This was one of my first posts. It is always interesting to revisit what you have previously written. I may write a little differently now but I thought this was one to revisit and bring back to light.
It was only the other day that a couple came to me asking me how they help their son gain direction and stability. How do they give him the empowerment to commit to decisions and decide what he wants for his future? What should they be doing differently to help him on his personal discovery? I sit and wonder what are the best tools, strategies and advice we can give our children for them to be the best person they can be in the future – and now.
We often talk about “unconditional love” and the notion of loving our children no matter what – through their upheavals, mistakes, trials and tribulations – dare I use the common cliche. But what is this unconditional love that we so regularly talk about and speak of within our everyday language?

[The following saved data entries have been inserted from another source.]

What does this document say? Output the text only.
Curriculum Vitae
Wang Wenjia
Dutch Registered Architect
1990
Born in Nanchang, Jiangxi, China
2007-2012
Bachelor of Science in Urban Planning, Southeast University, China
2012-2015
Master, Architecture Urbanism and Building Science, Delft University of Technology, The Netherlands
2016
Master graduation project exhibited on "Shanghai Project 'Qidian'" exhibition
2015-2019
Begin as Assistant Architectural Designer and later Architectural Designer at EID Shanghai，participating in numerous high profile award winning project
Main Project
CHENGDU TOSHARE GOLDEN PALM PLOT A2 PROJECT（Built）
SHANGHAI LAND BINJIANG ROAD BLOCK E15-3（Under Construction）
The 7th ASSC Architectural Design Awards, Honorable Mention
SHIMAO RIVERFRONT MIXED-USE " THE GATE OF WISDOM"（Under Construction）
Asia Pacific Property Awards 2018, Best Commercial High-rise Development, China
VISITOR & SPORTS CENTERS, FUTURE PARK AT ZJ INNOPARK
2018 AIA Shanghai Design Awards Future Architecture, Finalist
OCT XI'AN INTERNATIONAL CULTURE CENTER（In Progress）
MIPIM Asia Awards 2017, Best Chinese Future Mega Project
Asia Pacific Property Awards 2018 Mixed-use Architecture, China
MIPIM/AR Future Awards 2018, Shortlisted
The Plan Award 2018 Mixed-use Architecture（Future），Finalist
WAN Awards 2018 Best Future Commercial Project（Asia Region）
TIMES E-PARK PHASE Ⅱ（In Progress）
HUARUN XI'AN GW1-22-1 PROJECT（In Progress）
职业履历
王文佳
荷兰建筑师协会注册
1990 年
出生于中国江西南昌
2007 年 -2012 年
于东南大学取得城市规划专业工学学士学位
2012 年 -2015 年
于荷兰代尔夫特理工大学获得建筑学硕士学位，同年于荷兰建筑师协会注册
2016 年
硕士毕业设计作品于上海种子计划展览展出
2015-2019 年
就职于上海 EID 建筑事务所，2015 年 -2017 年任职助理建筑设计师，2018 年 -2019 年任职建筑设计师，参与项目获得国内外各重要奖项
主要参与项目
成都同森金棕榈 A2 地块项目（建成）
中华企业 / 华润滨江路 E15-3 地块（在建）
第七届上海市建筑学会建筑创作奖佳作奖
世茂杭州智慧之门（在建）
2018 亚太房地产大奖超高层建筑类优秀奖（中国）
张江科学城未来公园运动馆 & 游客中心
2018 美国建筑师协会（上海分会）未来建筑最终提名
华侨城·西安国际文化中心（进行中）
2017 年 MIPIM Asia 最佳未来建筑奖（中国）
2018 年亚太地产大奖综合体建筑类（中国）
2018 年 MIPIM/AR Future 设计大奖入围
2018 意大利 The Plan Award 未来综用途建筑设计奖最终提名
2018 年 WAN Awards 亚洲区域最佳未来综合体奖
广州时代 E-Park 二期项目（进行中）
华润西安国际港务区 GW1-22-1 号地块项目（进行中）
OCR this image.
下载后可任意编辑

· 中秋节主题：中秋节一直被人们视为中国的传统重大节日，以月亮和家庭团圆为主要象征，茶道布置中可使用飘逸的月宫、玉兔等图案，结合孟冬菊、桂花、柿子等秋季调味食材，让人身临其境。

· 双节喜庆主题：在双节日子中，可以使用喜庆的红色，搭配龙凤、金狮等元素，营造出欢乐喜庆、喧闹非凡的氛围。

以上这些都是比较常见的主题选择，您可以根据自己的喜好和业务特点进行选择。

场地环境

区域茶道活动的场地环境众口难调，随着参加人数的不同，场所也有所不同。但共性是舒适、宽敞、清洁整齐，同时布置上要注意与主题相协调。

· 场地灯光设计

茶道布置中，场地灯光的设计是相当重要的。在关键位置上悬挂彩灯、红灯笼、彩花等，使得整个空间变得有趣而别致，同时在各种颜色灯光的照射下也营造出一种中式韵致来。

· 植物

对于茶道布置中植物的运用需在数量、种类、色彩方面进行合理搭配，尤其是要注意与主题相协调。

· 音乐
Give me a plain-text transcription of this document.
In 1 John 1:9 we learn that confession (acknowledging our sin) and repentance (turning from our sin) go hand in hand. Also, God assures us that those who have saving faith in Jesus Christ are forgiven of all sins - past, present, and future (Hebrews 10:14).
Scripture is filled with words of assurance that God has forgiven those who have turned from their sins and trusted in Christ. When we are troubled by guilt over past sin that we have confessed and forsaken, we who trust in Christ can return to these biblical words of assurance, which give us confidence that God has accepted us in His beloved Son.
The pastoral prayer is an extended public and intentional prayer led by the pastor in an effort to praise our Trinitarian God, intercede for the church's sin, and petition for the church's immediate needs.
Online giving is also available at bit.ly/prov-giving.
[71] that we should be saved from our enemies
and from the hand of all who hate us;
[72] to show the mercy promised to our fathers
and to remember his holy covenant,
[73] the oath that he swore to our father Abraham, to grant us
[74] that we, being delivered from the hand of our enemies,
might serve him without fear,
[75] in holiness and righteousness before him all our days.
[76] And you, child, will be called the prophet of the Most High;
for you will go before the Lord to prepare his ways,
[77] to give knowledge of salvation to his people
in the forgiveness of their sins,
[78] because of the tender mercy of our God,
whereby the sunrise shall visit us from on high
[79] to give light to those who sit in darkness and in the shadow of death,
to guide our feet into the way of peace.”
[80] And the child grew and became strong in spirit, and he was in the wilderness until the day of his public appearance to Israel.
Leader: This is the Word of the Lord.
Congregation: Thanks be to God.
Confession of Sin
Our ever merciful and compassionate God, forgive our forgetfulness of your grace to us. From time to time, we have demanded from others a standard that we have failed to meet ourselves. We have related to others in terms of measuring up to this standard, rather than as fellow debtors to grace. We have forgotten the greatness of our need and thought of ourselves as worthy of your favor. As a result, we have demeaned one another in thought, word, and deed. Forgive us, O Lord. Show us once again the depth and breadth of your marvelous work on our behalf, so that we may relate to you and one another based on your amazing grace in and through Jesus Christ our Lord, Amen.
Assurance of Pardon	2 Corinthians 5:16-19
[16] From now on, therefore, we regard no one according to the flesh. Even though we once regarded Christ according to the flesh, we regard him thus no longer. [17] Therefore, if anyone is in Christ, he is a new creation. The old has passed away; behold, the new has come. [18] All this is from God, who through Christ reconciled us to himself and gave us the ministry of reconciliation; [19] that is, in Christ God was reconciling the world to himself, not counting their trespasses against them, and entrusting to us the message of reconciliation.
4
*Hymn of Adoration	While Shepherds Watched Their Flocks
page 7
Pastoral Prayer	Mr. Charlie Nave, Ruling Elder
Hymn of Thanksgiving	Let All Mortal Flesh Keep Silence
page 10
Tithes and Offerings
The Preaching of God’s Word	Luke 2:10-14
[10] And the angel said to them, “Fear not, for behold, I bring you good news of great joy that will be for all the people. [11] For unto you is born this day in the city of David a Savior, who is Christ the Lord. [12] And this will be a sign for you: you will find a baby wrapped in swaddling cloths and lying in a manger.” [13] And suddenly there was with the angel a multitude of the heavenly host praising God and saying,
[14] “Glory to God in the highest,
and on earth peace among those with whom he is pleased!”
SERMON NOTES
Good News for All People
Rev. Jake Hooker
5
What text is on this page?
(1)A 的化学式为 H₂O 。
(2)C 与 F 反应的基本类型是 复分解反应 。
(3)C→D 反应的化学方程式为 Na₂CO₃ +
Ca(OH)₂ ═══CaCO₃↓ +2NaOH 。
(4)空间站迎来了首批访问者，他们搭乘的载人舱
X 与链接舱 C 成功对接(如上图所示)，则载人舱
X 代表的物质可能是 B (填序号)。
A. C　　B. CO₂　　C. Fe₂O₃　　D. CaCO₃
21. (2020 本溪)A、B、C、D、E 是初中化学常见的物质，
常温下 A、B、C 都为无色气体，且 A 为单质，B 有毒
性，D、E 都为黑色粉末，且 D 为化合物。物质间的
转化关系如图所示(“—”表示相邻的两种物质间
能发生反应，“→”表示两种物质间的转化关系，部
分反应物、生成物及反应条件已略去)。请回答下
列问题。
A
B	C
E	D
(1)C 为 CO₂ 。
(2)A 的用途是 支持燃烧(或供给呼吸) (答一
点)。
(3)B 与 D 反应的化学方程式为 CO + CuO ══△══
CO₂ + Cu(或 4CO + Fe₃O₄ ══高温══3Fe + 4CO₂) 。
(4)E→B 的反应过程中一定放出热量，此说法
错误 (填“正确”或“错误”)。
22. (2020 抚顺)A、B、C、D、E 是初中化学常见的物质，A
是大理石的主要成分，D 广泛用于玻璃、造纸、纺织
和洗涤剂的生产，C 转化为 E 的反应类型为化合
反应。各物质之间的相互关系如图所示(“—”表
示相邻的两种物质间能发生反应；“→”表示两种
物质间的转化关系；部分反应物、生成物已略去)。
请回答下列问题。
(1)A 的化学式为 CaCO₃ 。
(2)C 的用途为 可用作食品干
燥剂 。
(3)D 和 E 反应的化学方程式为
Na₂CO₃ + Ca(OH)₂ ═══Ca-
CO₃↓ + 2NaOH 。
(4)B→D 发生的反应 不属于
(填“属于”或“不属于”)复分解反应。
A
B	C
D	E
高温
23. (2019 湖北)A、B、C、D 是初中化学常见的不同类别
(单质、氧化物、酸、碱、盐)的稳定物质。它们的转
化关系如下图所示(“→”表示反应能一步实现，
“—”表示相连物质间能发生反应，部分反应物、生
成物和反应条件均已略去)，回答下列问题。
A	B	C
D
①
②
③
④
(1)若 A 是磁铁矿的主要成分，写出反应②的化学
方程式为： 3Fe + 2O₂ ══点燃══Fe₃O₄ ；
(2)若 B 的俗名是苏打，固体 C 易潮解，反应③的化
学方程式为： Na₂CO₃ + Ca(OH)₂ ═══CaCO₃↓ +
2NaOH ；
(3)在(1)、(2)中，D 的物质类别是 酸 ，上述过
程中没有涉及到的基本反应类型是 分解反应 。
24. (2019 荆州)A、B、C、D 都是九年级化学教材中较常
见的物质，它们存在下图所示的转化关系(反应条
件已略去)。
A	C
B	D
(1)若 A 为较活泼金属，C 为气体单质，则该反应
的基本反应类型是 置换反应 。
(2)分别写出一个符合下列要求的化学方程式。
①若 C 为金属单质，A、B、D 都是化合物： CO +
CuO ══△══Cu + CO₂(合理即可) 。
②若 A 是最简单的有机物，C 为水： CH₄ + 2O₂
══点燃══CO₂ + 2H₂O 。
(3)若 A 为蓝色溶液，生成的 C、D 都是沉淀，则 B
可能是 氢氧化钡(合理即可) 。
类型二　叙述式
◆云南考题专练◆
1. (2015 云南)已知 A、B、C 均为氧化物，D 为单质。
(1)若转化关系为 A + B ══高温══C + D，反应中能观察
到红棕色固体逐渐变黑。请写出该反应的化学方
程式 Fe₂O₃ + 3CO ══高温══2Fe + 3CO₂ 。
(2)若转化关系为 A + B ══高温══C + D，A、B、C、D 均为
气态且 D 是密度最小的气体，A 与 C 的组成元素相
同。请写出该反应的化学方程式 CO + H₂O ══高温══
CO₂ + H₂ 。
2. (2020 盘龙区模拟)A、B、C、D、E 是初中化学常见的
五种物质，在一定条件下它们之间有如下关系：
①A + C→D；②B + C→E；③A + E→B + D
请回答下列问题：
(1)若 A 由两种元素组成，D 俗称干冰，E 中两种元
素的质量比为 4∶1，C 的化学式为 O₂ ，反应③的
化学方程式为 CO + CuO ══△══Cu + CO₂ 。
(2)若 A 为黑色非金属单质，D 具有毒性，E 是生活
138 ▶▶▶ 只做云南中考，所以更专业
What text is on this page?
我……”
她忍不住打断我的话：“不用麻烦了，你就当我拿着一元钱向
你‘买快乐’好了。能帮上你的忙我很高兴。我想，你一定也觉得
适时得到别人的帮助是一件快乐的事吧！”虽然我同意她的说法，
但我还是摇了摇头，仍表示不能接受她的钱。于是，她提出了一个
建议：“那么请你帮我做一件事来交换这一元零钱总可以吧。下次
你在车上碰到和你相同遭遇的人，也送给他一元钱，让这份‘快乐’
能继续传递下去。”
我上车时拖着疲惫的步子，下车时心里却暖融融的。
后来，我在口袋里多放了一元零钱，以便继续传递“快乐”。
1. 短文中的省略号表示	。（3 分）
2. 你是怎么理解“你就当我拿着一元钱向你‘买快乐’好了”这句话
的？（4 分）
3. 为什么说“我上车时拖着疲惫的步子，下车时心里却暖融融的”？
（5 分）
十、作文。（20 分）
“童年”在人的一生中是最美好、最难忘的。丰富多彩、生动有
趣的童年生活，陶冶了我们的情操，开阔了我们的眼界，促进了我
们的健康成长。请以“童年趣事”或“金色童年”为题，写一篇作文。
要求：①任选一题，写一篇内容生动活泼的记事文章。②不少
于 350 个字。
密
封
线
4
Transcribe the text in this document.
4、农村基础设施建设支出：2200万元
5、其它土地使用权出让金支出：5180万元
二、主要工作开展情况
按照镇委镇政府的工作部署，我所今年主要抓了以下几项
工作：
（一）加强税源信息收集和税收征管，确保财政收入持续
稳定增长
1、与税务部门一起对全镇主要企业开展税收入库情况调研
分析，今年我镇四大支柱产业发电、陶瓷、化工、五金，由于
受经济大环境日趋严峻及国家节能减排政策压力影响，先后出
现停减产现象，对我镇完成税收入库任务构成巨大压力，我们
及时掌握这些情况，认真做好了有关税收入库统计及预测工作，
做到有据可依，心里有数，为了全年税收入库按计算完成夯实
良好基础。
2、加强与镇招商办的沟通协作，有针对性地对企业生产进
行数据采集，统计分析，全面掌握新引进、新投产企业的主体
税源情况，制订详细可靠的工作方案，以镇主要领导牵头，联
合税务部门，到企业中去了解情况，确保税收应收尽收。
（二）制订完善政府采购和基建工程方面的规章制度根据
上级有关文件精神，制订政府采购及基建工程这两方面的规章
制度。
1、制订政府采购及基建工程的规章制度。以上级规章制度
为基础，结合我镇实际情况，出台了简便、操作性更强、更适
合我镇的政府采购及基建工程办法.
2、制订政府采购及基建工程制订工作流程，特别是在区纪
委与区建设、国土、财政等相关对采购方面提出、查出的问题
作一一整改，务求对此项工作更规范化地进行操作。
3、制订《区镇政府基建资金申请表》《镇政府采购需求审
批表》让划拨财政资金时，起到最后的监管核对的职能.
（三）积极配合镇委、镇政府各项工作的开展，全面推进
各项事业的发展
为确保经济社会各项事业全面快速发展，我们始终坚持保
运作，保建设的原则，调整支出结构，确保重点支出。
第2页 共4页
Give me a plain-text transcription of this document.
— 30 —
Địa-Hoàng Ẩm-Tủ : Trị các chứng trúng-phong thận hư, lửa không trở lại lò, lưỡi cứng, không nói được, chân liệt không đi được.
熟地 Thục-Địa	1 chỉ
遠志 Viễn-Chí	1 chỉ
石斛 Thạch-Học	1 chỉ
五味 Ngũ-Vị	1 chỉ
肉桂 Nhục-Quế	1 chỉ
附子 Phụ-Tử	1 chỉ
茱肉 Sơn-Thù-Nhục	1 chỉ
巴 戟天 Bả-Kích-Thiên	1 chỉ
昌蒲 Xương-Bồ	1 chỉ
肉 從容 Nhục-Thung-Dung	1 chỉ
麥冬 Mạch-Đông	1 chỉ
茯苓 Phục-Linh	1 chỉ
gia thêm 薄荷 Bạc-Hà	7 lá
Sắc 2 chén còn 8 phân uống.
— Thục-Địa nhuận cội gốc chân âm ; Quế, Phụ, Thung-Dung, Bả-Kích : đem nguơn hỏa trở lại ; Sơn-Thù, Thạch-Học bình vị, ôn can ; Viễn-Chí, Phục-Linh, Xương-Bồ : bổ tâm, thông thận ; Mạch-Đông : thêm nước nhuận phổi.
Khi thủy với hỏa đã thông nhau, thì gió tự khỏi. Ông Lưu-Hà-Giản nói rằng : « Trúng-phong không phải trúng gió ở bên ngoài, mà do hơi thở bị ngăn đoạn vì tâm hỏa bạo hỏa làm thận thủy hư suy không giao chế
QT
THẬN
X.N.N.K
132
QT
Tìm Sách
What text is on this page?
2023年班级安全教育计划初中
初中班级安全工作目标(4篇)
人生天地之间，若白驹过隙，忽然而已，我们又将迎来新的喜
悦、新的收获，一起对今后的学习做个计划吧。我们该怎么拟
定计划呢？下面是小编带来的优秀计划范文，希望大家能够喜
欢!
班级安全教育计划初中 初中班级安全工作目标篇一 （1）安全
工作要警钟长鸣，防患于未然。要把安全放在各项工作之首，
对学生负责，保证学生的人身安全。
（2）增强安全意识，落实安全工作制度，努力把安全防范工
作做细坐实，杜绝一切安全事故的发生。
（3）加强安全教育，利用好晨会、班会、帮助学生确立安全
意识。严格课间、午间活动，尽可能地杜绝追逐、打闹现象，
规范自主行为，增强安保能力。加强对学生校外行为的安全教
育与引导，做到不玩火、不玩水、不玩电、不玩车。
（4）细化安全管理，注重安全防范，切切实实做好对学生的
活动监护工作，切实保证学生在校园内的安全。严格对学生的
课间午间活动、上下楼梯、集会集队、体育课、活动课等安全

I mean of course there are going to be times when we disapprove of certain actions and decisions our children may make, and disapprove of possible choices. Of course we will always still love them, that goes without saying, but although you may disapprove, what message do they hear? Do they only hear the disappointment? Or do they rather hear, “yes, I may be disappointed, but it does not make you less of a person and does not make me love you less and value you less in any way. You are still a valuable and worthy human being.”
Our children need to know when they have disappointed people in their life, after all, we all need the life lessons of how to cope with disappointment and having disappointed someone else. They need to know what is accepted, valued and what boundaries are in place in certain places. However, as parents we need to let our children make mistakes, fall over, and suffer the consequences. But in falling over, we need to make sure they know we are still there for them, value them, think they are worthy and love them. We need to encourage them to take responsibility while being their anchor in time of need.
I can’t help but wonder what our children’s decisions and actions mean for us personally and what it brings out in us? Maybe we need to reflect on our own anxieties and questions and look within ourselves for the answers. Maybe our questions are about ourselves and personal experiences, values and past upheavals as opposed to our children’s burden?
In helping our children step into life maybe we too need some skills and empowerment to work through our own baggage?